The results could also be good news for employers: work did not suffer from flexible working hours; actually just the opposite. Results showed that hybrid workers produced more novel work than the other two groups, with managers subjectively rating their work as higher quality than the other.

Choudhury notes that the new working paper may be the first to generate data on the impact of hybrid work schedules on corporate communication patterns and work quality, but cautions that more work needs to be done to flesh out the findings.

Further proof that “working from anywhere” works

Choudhury, who studies the future of work, had conducted numerous studies on remote work well before the pandemic forced companies into a huge field experiment against their will.

“His research points to a highly productive, happier world of work where flexibility may become the norm rather than the exception.”

The results of the BRAC experiment follow Choudhury’s separate study by the US Patent and Trademark Office. This research found that patent examiners who could “work from anywhere” examined 4.4 percent more patent applications without a significant increase in rework or loss of quality. The study results suggest that the first time examiners may have been striving to produce quality work while remaining in close contact with managers.
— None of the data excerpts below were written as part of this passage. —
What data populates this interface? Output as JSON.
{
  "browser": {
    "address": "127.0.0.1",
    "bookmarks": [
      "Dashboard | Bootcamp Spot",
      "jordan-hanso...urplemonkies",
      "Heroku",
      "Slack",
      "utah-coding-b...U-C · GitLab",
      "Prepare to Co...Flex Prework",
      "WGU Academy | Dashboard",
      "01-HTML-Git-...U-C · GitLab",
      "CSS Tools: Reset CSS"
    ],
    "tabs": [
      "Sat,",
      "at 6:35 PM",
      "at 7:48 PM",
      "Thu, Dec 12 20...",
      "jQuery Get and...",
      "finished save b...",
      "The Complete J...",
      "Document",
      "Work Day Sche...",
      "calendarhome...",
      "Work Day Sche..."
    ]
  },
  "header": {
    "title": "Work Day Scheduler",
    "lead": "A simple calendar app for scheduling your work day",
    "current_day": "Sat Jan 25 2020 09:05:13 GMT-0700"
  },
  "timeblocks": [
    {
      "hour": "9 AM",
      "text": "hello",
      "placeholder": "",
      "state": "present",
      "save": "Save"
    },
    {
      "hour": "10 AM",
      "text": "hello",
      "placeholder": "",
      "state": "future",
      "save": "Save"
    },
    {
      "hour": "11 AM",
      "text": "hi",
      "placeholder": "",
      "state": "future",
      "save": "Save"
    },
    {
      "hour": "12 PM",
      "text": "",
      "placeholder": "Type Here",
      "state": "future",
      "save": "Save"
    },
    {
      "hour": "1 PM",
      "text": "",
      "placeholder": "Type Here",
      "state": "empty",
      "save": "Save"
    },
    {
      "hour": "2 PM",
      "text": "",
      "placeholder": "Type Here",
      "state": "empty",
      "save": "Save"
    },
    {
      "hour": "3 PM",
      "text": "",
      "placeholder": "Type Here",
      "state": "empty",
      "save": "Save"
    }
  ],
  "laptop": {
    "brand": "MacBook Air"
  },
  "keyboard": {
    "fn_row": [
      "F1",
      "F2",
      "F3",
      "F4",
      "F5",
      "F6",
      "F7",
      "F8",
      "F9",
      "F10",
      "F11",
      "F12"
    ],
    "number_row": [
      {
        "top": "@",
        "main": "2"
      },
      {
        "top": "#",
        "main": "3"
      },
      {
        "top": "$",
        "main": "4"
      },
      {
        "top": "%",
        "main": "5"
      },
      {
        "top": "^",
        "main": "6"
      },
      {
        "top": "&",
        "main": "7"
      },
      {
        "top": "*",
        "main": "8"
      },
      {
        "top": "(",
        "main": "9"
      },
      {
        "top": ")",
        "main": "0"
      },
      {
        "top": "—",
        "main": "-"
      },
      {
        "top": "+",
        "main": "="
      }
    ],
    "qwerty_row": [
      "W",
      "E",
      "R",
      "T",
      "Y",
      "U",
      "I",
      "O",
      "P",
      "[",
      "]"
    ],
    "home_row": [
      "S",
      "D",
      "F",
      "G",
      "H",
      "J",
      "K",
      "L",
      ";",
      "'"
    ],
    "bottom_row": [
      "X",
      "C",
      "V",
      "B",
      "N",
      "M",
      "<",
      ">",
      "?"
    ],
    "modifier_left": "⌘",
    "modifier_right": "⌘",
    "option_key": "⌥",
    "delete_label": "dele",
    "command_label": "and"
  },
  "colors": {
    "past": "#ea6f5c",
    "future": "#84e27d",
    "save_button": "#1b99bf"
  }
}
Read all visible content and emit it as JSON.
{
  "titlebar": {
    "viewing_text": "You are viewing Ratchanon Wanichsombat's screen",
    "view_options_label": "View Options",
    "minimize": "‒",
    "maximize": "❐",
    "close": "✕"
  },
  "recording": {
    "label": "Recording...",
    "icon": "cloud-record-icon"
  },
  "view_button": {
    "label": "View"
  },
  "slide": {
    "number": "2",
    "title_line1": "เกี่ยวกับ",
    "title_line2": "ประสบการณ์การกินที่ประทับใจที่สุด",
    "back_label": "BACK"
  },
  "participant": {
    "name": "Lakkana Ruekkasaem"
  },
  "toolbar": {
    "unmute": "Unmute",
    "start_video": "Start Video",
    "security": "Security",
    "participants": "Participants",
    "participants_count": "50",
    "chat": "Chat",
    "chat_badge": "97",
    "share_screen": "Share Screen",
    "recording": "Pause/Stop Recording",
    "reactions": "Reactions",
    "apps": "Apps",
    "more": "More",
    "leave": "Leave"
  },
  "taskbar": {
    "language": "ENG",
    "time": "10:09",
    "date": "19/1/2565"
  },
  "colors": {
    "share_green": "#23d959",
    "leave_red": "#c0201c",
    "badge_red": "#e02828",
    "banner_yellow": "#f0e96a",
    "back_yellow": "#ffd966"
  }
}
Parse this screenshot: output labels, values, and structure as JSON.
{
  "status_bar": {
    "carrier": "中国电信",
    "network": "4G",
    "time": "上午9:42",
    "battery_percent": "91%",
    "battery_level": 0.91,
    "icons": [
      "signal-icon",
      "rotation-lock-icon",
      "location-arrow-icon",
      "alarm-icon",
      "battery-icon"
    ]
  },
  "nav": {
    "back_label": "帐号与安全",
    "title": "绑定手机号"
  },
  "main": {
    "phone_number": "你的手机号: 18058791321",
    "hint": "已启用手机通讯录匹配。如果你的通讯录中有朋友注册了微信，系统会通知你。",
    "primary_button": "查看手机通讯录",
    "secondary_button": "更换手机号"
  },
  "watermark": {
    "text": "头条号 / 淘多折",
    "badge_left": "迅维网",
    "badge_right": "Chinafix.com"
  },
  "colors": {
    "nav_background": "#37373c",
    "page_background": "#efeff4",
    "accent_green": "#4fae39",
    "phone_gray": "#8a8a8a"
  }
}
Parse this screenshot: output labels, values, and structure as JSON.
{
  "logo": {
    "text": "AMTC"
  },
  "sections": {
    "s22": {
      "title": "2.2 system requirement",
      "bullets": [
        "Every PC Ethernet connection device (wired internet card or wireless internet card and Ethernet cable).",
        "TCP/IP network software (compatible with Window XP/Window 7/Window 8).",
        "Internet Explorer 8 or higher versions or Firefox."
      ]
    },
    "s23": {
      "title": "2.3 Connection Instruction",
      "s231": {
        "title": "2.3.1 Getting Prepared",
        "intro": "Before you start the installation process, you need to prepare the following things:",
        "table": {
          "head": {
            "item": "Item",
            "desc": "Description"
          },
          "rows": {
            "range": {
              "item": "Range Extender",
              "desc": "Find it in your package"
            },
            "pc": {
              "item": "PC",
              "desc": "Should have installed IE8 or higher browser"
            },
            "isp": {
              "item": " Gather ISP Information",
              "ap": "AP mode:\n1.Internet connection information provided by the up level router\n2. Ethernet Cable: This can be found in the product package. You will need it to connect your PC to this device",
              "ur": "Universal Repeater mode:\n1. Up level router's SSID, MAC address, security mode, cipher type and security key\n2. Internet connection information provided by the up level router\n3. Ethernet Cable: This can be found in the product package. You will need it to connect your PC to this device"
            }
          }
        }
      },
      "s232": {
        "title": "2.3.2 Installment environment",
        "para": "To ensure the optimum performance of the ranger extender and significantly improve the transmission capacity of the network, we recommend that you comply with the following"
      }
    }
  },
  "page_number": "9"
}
Choudhury has also studied remote and hybrid work policies at several organizations including Tata Consultancy Services, Tulsa Remote, GitLab, Zapier, and MobSquad.

His research points to a highly productive, happier world of work where flexibility may become the norm rather than the exception. He cites Indian tech giant TCS, which recently announced that employees only need to be in the office 25 percent of the time – and days can vary from group to group.

“It doesn’t mean you have to be in the office every week,” he says. “The guiding principle is that the team decides what the co-location schedule will be.”